1. We've seen that assembling more than 25x doesn't give any improvement, and sometimes degrades the assembly. I suspect that 'noise' events become significant. There isn't a strict 25x filter in place, rather, we correct the longest (expected corrected length) reads to give some output coverage: corOutCoverage. The correction is lossy, and the default is 40x.
2. Bubbles are isolated because they are, in some sense, redundant. But, yes, the output is contigs + bubbles. There might be useful stuff in unassembled, and it is worth checking, but generally this is stuff that is basically a single read. There will likely be second best hits in here, so you need to then compare the results against any contig hits.

2b. One to two times genome size is a typical size of unassembled. These are high error reads, reads that were trimmed poorly, 'contigs' that are almost entirely spanned by a single read, and probably other stuff. Some repeats might end up in here.

1. The usual parameter sweep involves just the contig construction, and is run outside canu. bogart-sweep.pl in the source tree tries far more parameters than I'd do for a production assembly. And it's out of date - most of the parameters it sweeps over don't exist any more.
2. The two methods are exactly the same. The pipeline was split into three pieces to allow for just correction or to assemble reads corrected by something else (and optimistically, for when reads don't need correction).

[danshu]

@brianwalenz Thanks for your detailed answers!
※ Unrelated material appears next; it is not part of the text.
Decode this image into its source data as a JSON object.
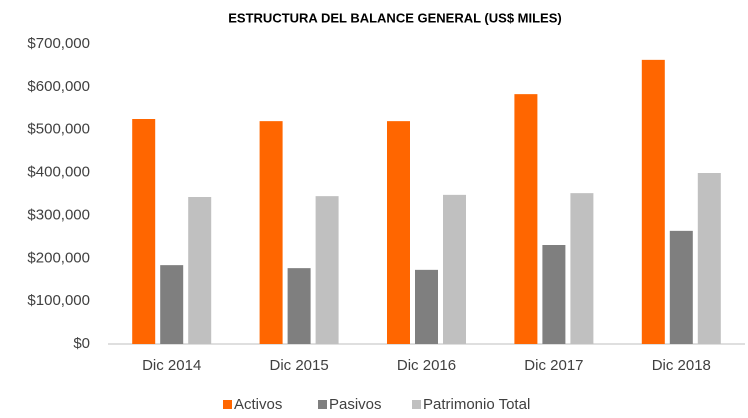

So if I have 30x corrected reads, would you suggest trying canu assembly using the longest 25X? For the bubbles, I'm thinking about mering them into our assembly because they are just heterozygous sequences from a diploid genome. Canu should have recorded the sequences or reads of their neighbouring nodes?

[danshu]

Hi,

I have some more questions.

1. How to set repeat detect parameters? Would setting the genome size half of the best estimate be equal to setting 2x for the second parameter of repeat detection?
2. What is the suggested corMaxEvidenceErate for repetive genome smaller than 500Mb?
3. I found that the guessed X coverage is usually about twice of the real coverage. As I'm assembling a diploid genome, is it because that it can not distinguish between haploid and diploid genomes?

Thanks!

[brianwalenz]

For your earlier question, give it all the reads you have.
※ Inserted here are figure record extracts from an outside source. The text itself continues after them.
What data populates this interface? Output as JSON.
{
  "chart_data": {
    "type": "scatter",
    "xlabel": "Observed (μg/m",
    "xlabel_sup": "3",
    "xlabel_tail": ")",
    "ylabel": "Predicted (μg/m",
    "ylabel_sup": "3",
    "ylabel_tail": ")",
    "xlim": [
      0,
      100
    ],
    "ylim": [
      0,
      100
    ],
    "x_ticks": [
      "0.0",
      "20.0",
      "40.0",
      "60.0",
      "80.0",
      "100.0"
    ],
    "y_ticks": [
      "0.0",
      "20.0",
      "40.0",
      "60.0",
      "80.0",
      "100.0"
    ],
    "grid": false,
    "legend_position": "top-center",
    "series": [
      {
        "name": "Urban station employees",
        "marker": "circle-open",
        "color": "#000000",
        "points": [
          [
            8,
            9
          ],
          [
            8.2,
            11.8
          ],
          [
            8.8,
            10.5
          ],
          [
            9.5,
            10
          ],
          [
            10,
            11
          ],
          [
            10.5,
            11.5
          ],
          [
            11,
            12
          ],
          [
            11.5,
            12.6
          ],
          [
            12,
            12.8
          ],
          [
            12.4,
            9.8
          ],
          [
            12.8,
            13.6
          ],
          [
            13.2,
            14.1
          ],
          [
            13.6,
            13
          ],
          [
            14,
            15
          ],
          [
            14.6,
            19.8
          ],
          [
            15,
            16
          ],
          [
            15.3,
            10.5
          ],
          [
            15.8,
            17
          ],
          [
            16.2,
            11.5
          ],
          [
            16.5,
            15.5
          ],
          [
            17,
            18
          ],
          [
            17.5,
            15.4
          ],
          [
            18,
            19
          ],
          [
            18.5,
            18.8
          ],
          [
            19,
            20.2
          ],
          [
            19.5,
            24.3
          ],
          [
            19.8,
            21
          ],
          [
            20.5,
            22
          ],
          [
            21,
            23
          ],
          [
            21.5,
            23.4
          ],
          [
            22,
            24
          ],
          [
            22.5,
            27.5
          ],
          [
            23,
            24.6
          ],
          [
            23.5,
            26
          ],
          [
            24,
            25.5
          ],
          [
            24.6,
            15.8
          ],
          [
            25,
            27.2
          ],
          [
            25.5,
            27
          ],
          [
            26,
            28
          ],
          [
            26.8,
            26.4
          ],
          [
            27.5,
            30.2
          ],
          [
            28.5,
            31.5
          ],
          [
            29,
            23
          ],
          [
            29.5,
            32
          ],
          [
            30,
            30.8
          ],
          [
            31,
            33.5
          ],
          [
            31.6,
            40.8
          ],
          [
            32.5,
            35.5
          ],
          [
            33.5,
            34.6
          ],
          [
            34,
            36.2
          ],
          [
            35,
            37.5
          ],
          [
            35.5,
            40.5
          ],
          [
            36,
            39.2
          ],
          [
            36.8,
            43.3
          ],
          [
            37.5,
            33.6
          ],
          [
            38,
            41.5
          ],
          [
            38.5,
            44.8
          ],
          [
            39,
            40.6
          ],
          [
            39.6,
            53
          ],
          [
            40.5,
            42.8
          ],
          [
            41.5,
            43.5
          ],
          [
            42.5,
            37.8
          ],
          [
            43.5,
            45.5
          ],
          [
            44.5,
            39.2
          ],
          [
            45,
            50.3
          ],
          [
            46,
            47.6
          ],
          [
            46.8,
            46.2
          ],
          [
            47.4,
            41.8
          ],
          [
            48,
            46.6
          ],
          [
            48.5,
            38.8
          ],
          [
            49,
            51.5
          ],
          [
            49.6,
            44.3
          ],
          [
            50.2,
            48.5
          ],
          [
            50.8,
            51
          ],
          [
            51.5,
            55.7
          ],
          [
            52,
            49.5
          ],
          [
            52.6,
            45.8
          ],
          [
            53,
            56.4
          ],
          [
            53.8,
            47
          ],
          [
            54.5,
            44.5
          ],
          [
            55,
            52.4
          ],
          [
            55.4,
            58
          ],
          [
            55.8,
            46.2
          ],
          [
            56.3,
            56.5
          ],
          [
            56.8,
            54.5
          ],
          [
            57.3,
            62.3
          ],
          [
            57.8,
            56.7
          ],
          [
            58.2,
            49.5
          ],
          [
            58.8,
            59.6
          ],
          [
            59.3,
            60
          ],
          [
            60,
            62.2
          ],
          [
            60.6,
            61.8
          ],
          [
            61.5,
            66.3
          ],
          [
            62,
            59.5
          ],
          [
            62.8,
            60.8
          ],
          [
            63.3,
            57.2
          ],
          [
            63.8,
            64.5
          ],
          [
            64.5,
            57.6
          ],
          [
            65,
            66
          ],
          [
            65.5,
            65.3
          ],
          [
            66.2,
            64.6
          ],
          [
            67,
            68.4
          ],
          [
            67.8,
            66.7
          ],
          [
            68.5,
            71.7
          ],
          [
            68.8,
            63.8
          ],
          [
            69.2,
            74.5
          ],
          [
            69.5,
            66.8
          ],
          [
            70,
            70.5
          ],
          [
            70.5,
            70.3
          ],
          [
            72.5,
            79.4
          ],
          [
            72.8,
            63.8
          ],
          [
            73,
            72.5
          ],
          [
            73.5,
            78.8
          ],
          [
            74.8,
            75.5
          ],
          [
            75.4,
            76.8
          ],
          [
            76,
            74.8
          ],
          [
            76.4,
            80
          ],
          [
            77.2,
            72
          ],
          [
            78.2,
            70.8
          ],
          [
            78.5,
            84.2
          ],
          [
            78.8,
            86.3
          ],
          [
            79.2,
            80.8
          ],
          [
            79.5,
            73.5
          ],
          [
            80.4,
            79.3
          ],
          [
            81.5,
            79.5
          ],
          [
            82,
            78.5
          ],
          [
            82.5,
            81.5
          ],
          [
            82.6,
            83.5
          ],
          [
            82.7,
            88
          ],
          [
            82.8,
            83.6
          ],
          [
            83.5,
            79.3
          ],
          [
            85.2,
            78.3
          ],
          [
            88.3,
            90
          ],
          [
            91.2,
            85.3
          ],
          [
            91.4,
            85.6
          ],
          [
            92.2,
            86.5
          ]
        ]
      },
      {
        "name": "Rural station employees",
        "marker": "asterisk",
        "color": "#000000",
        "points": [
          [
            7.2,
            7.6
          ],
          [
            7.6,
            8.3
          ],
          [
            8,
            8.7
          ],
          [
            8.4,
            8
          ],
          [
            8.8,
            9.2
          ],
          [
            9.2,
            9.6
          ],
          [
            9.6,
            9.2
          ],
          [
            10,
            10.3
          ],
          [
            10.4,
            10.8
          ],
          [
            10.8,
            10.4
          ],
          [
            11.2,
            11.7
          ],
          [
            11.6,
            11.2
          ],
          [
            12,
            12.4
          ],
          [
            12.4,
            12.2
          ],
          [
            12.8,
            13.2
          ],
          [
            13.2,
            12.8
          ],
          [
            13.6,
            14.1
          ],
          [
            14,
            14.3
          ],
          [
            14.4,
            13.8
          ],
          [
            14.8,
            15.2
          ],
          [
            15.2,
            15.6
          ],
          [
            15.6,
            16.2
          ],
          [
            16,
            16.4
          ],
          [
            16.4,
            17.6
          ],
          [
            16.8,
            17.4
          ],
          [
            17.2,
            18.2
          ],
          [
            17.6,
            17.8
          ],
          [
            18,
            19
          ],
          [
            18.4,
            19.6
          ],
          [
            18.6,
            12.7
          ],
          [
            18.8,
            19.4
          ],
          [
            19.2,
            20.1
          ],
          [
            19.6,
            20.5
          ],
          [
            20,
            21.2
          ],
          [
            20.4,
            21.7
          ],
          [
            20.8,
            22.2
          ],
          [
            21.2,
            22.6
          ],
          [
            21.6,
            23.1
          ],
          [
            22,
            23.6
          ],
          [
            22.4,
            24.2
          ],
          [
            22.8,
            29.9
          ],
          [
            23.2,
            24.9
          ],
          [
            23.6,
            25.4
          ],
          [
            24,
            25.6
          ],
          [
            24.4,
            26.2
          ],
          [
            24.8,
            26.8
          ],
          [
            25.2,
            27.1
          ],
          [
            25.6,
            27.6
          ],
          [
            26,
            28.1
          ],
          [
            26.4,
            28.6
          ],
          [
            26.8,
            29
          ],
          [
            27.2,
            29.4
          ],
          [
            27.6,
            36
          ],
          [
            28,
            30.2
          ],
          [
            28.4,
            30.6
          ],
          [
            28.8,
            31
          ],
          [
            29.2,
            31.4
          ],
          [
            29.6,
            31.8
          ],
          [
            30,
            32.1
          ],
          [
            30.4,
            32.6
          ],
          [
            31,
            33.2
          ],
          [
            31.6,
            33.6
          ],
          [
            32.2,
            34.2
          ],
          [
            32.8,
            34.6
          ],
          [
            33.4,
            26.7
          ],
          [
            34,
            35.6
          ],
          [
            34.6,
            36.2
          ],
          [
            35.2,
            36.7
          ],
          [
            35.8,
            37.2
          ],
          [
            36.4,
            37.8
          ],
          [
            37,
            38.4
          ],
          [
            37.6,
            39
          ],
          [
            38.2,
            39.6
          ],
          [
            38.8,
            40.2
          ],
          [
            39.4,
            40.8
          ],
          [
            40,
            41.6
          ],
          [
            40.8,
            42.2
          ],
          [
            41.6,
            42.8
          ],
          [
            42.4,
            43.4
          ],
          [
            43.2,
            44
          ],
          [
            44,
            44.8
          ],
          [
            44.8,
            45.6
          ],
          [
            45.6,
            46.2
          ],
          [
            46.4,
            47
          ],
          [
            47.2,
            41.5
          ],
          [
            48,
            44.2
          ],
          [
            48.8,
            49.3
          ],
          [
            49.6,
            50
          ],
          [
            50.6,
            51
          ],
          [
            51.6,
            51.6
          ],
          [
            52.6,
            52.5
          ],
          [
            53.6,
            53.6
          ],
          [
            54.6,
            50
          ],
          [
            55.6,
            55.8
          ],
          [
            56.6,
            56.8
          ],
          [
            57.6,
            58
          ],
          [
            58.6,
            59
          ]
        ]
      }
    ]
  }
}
1. Those parameters have been removed in the latest version.
2. More dependent on the quality of reads you have. I can't recall ever using this parameter, except for early testing. Leave it unset unless you know you have abnormally bad reads.
3. Canu is expecting the haploid size. I've never seen the guessed coverage (from kmers) over estimate coverage; it usually badly underestimates it.

[JohnUrban]

Hi @brianwalenz As for your response to "3" -- what about issue #63 ?

[brianwalenz]

Do the kmer histograms look sane? This is using a very simple method to find the expected hump in the kmer histogram. The peak of the hump is the reported coverage.

This coverage isn't used anywhere, but the histograms (and possibly the hump-finding method) are used to pick a kmer occurrence threshold for the overlapper used for trimming and unitigging. A higher threshold will use more repetitive seeds (and thus more CPU).

[JohnUrban]

Thanks for the explanations. I don't have that data anymore to check the sanity of the kmer histograms. That issue has largely been addressed already (thanks again) - I was just thinking that there was at least 1 time on record where the Guessed Coverage was over-estimated (and genome size under-estimated). Nonetheless, as you point out, under-estimating coverage seems more likely for diploid genomes. I would imagine guessed coverage under-estimation gets worse as the heterozygosity rate of a diploid genome increases - is that a fair assumption?

[eugenio]

what are the minimal hardware resources to run canu? what is the minimal amount of ram for a genome of estimated 4.9 Mbp?

[brianwalenz]

eugenio, please don't hijack issues, your question is totally unrelated.

The smallest machine we have anymore is 16gb. It will probably run OK on 8gb. 4gb might be tight. CPU time depends on coverage. I test against ecoli and drosophila with 4-12 CPUs.